Berta Ribeiro lançou um olhar inovador para as populações indígenas brasileiras, dedicou-se incansavelmente à ciência e à divulgação científica e continua a inspirar muitas pessoas.

 

Esse ano comemoramos o centenário de Berta Ribeiro, um nome muito menos conhecido na intelectualidade brasileira do que Darcy Ribeiro, com quem foi casada por 25 anos. Sua contribuição para o campo da antropologia brasileira, no entanto, é fundamental até os dias de hoje.

Natural da Romênia e de família judia, Berta migra para o Brasil em 1932, com apenas 8 anos, fugindo da perseguição antissemita e anticomunista. Aqui, a família continua a sofrer forte repressão devido ao seu envolvimento com o Partido Comunista, tensão que culmina na extradição de seus familiares em 1936. Sem nenhum parente no Brasil, passa a ser tutelada pelo Partido Comunista Brasileiro (PCB) que a abriga em casas de famílias da comunidade judaica brasileira.

Berta entra na carreira acadêmica por intermédio de Darcy Ribeiro, a quem conhece em eventos do Partido Comunista em 1946. O campo da antropologia/etnologia lhe é apresentado em 1947, quando acompanha Darcy em sua pesquisa de campo sobre os indígenas Kadiwéu, que residiam no pantanal mato-grossense.

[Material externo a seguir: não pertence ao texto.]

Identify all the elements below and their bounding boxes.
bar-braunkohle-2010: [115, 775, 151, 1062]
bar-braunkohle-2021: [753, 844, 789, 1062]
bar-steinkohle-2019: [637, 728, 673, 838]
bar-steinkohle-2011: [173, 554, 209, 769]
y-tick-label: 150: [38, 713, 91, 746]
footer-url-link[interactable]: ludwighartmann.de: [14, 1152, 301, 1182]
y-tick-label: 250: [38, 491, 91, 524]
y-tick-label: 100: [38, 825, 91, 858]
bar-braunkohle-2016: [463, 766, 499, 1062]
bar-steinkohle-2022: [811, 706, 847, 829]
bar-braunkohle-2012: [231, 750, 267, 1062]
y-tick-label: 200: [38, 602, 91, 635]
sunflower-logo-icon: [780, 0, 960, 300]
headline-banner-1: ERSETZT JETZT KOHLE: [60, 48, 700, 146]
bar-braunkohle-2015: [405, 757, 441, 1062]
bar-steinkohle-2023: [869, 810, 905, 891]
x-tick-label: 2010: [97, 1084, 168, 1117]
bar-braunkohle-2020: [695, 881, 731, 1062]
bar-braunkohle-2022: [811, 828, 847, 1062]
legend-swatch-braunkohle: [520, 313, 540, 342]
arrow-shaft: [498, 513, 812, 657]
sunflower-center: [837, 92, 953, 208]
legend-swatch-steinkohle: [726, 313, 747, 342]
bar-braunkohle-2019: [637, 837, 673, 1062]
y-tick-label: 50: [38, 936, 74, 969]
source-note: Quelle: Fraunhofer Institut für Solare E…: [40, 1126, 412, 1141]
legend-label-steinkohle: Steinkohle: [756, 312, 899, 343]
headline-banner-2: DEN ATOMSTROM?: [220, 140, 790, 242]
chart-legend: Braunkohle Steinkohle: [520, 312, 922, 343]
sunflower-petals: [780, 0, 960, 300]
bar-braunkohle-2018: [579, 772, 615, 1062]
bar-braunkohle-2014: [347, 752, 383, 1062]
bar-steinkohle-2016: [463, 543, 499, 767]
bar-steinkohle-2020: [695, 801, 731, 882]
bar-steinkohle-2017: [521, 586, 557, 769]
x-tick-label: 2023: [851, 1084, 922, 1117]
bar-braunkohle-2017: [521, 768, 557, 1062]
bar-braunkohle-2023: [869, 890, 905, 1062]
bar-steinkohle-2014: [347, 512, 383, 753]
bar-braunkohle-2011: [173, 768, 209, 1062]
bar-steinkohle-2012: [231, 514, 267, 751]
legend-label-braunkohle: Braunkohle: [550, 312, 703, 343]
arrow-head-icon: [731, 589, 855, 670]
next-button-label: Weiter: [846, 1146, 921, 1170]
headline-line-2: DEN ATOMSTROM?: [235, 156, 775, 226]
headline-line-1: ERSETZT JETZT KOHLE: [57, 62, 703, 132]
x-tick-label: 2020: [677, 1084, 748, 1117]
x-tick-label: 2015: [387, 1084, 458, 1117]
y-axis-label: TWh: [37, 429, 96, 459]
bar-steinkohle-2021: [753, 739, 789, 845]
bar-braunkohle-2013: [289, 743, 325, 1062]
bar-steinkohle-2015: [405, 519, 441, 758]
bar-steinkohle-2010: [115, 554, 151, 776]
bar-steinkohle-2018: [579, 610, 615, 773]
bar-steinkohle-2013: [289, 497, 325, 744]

No período em que os dois foram casados (1948-1974), Berta Ribeiro colaborou com as pesquisas de Darcy Ribeiro sobre diversos aspectos da  cultura indígena. Juntos visitaram as tribos dos Kadiwéu, Guarani Kaiowá, Terena e Ofaié-Xavantes, do sul do Mato Grosso. Também estiveram entre os Ka’apor no Maranhão e em tribos do Alto e Médio Rio Xingu, como os Yawalapiti, os Kaiabi, os Juruna, os Araweté e os Asurini. Após a separação, Berta Ribeiro consegue dedicar-se integralmente à sua própria carreira, desenvolvendo metodologias próprias de trabalho e concentrando-se nos assuntos que mais a interessavam. Nesse período de sua carreira, a pesquisadora visita diversas vezes as tribos Tukano e Desana na região do Alto Rio Negro.

 

“A grande importância do trabalho da Berta Ribeiro para a antropologia contemporânea é o fato de ela realmente ter escutado os povos indígenas com quem ela trabalhou e dado o devido valor às  suas cosmologias. Ela colocou isso de maneira muito ética e muito bonita em suas etnografias.”

 

Enquanto antropólogos como Darcy Ribeiro buscavam tratados totalizantes, perseguindo leis gerais sobre o papel do indígena na sociedade, Berta Ribeiro optou por uma abordagem mais etnográfica, vivendo períodos com os indígenas, registrando e classificando as suas manifestações artísticas e técnicas. Essa diferença de olhares talvez possa estar relacionado com a trajetória de vida de Berta, que em muitos momentos sofreu com a incompreensão cultural: foi perseguida por ser judia em seu país de origem, precisou viver como refugiada em um país estrangeiro e era uma mulher buscando uma carreira profissional em uma área dominada por homens. André Demarchi, antropólogo e professor da Universidade Federal do Tocantins (UFT) comenta a conexão entre a vida e a obra de Berta Ribeiro: “essa trajetória influenciou não só o olhar dela para os povos indígenas, mas a própria escolha pela antropologia, que é uma ciência que volta seu olhar para o outro, de uma posição descentralizada. Essas características a fizeram uma pessoa diferente, que olha e se coloca no mundo de maneira diferente”.

 

A cultura material indígena

Berta Ribeiro dedicou-se muito ao estudo da cultura material indígena. Alguns dos seus estudos sobre o assunto são “Bases para uma classificação dos adornos plumários dos índios do Brasil” (1957) e “Arte plumária dos índios Ka’apor” (1957), que publicou em parceria com Darcy Ribeiro. Já em sua tese de doutorado “A Civilização da Palha: a arte do trançado dos índios do Brasil” (1980), defendida pela Universidade de São Paulo (USP), dedica-se à arte da cestaria dos indígenas do Alto Xingu e do Rio Negro.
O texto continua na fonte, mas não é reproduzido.